As OPEC places it: “Potential downside risk to current robust global economic growth forecasts, although minor, may include sustained restrictive monetary policies to fight inflation, and geopolitical developments.”
Many, particularly cash managers, do not deem these dangers to be as minor as OPEC. On the demand aspect, I agree with OPEC’s evaluation of rising U.S. consumption with the Northern Hemisphere’s winter approaching, in addition to increased seasonal demand with the Thanksgiving and Christmas breaks to observe. Ditto applies to the group’s evaluation of India’s rising imports.
How a lot of that demand is being, or might be, serviced by OPEC is after all questionable, particularly within the case of India with its new discovered urge for food for comparatively cheaper Russian crude. However, considerations over China’s financial exercise will not be unfounded even when nobody is predicting an financial disaster.

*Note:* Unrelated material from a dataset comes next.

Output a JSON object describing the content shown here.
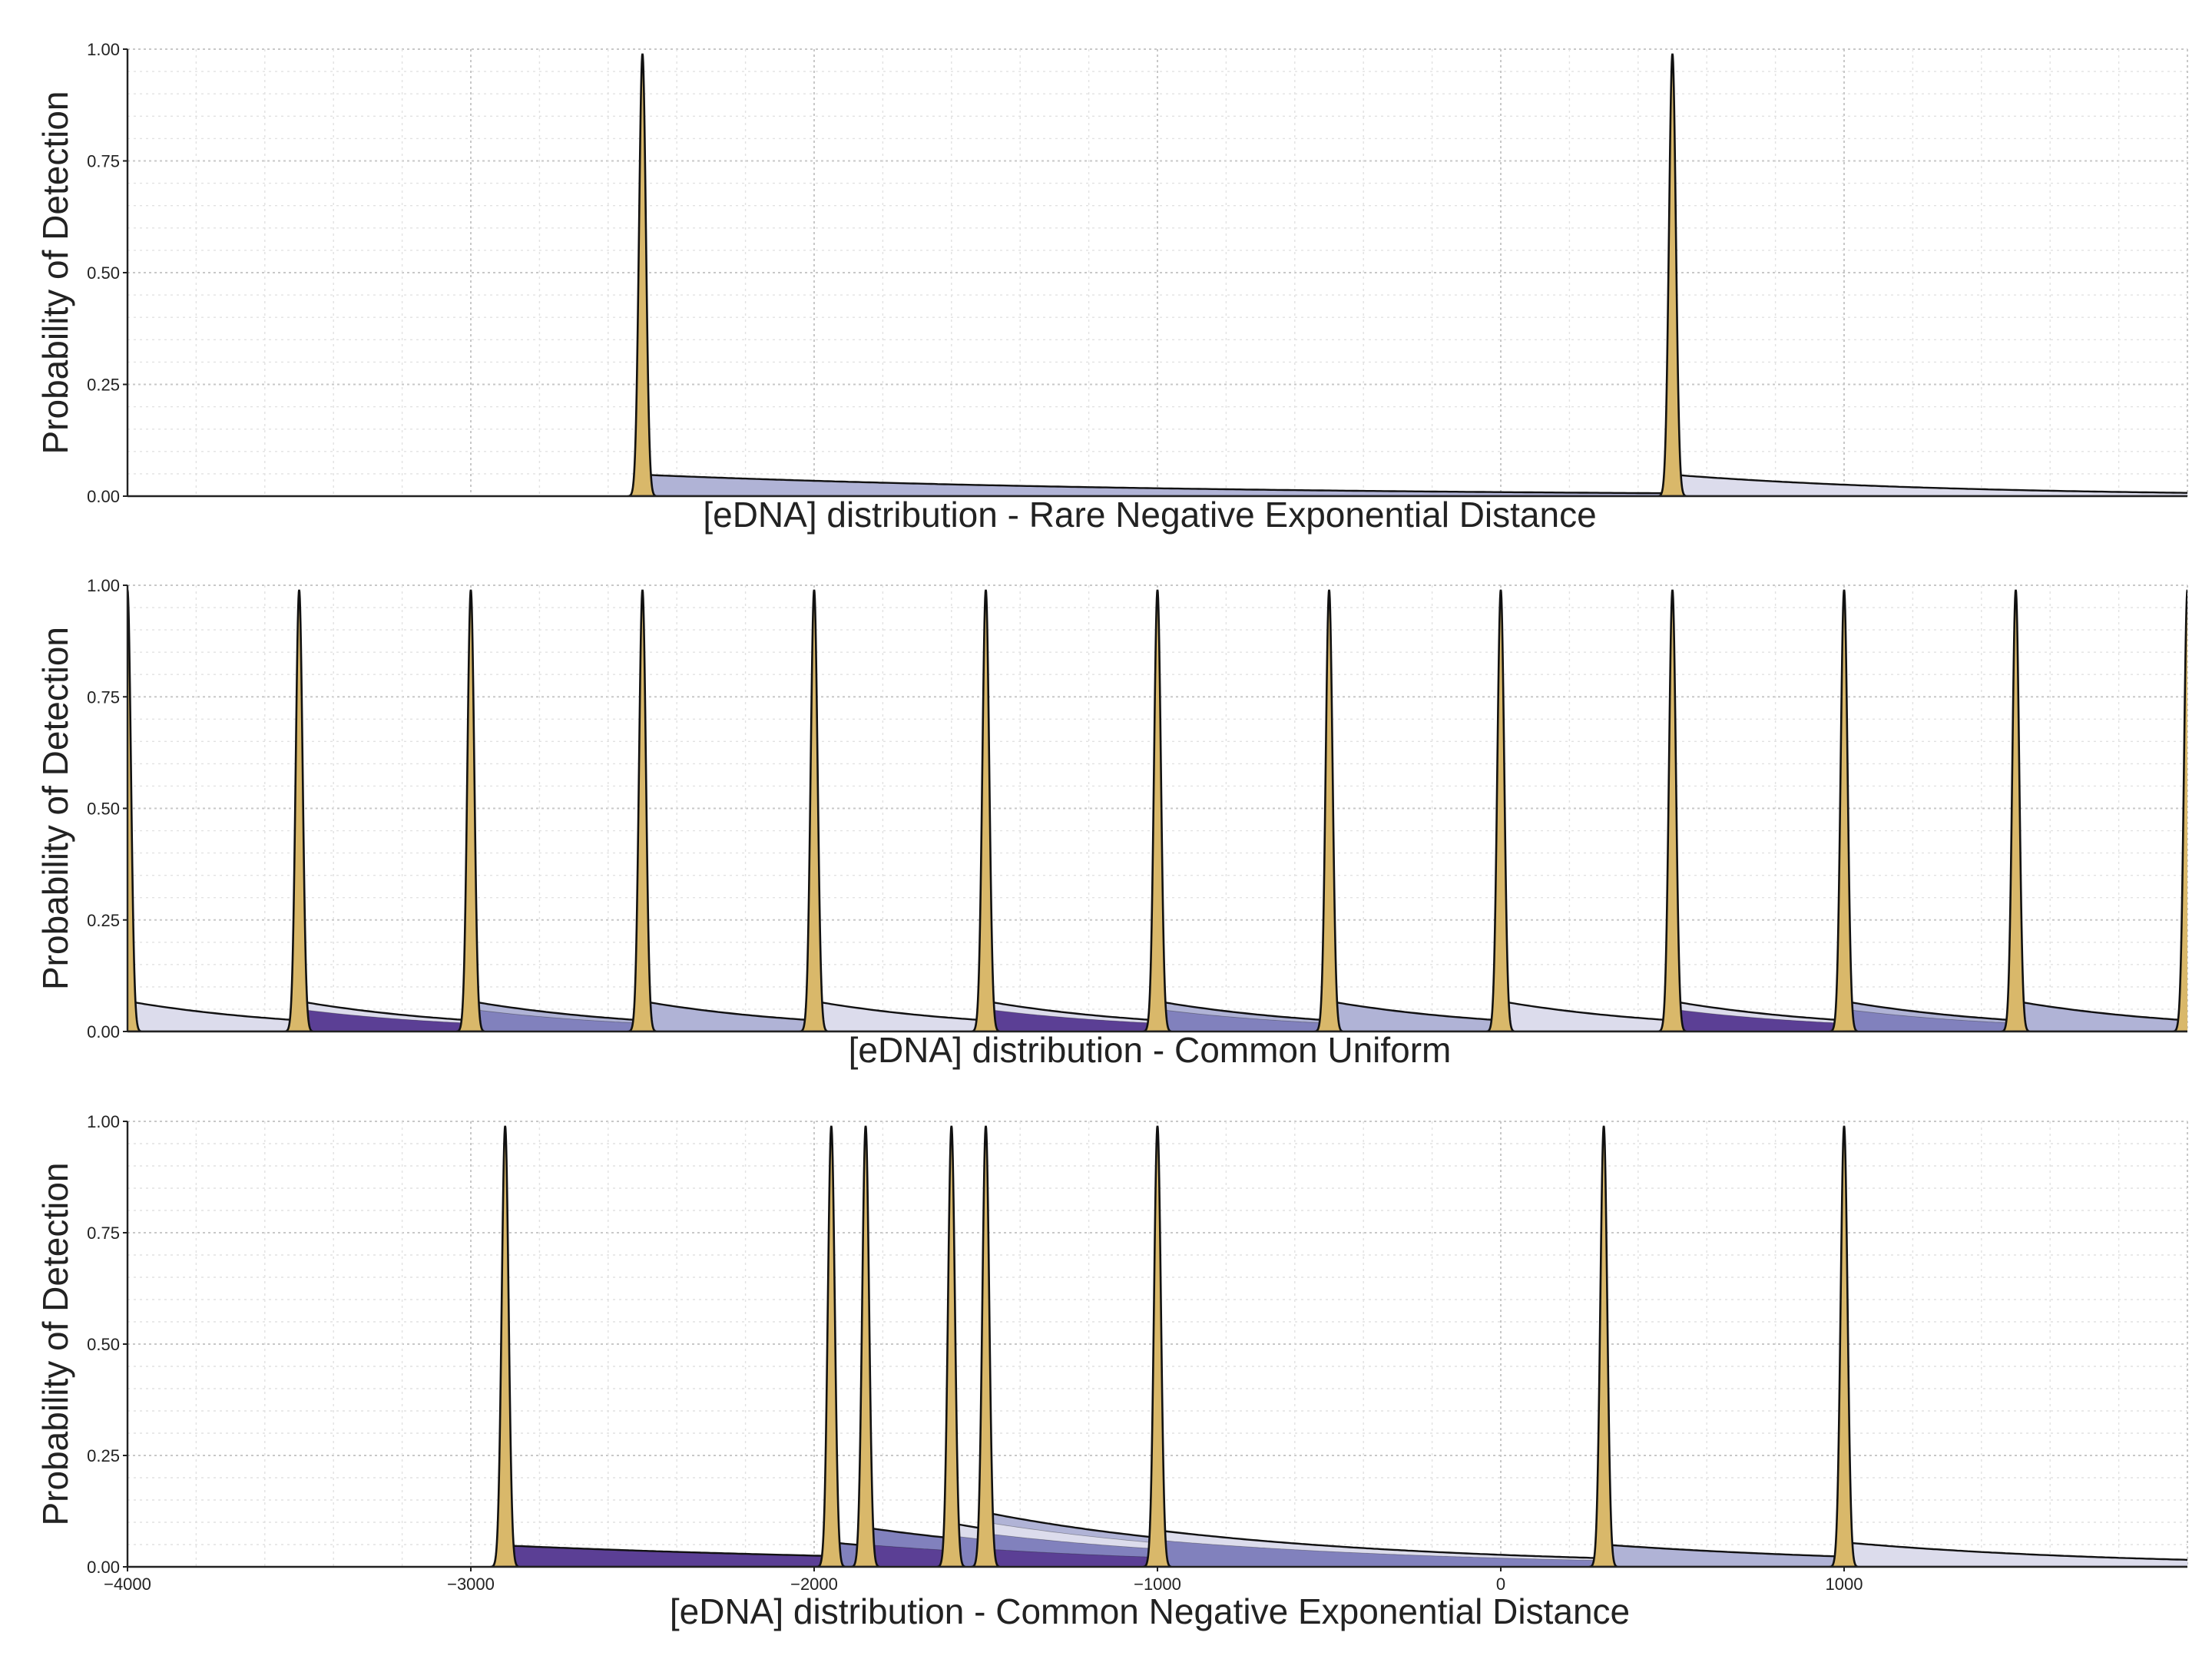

Its property and building market is in a state of upheaval and there may be excessive youth unemployment. OPEC loudly flags the IMF’s upward revision of China’s progress prospects to five.4% (from 5%) for 2023.

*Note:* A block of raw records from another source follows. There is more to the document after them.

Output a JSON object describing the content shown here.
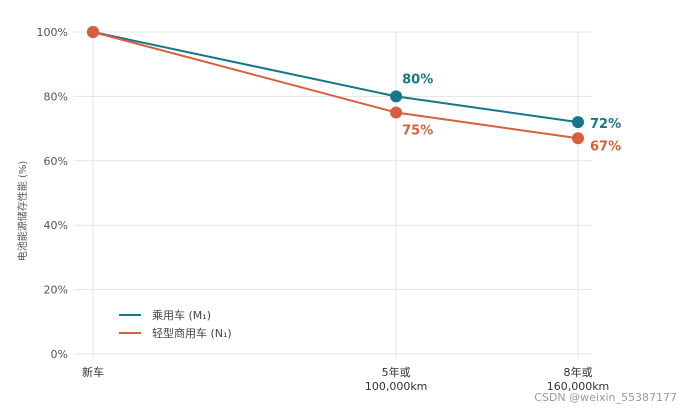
{
  "watermark": "CSDN @weixin_55387177",
  "chart_data": {
    "type": "line",
    "ylabel": "电池能源储存性能 (%)",
    "ylim": [
      0,
      100
    ],
    "yticks": [
      "0%",
      "20%",
      "40%",
      "60%",
      "80%",
      "100%"
    ],
    "x": [
      0,
      5,
      8
    ],
    "x_tick_labels": [
      [
        "新车"
      ],
      [
        "5年或",
        "100,000km"
      ],
      [
        "8年或",
        "160,000km"
      ]
    ],
    "grid": true,
    "legend_position": "bottom-left",
    "series": [
      {
        "name": "乘用车 (M₁)",
        "color": "#14778a",
        "values": [
          100,
          80,
          72
        ],
        "labels": [
          "",
          "80%",
          "72%"
        ]
      },
      {
        "name": "轻型商用车 (N₁)",
        "color": "#d95d3e",
        "values": [
          100,
          75,
          67
        ],
        "labels": [
          "",
          "75%",
          "67%"
        ]
      }
    ]
  }
}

But the IMF additionally warns of slower progress subsequent yr, projecting that China’s GDP will broaden by 4.6% in 2024 primarily attributable to a weak “property sector” and subdued exports. This is not the type of projection to fill anybody with confidence.
Meanwhile, actual wages, i.e. earnings adjusted for inflation, in Japan – the world’s fourth-largest crude oil importer – fell for the 18th consecutive month in September, dropping by 2.4% from a yr earlier.
And fears of a recession in Europe haven’t subsided in any respect. In truth, lackluster financial exercise within the continent’s largest financial system – Germany – is ringing alarm bells. Concurrently, the European Central Bank, Bank of England and Swiss Central Bank are all sustaining a excessive rate of interest local weather in line with the U.S. Federal Reserve.
Sum all of it up, and the oil market isn’t in for a simple trip over the near-term. That’s exactly why geopolitical strife within the Middle East and manufacturing cuts have didn’t help costs. So damaging oil market sentiment is neither overblown nor nonexistent however someplace within the modest center – fairly like present crude worth ranges.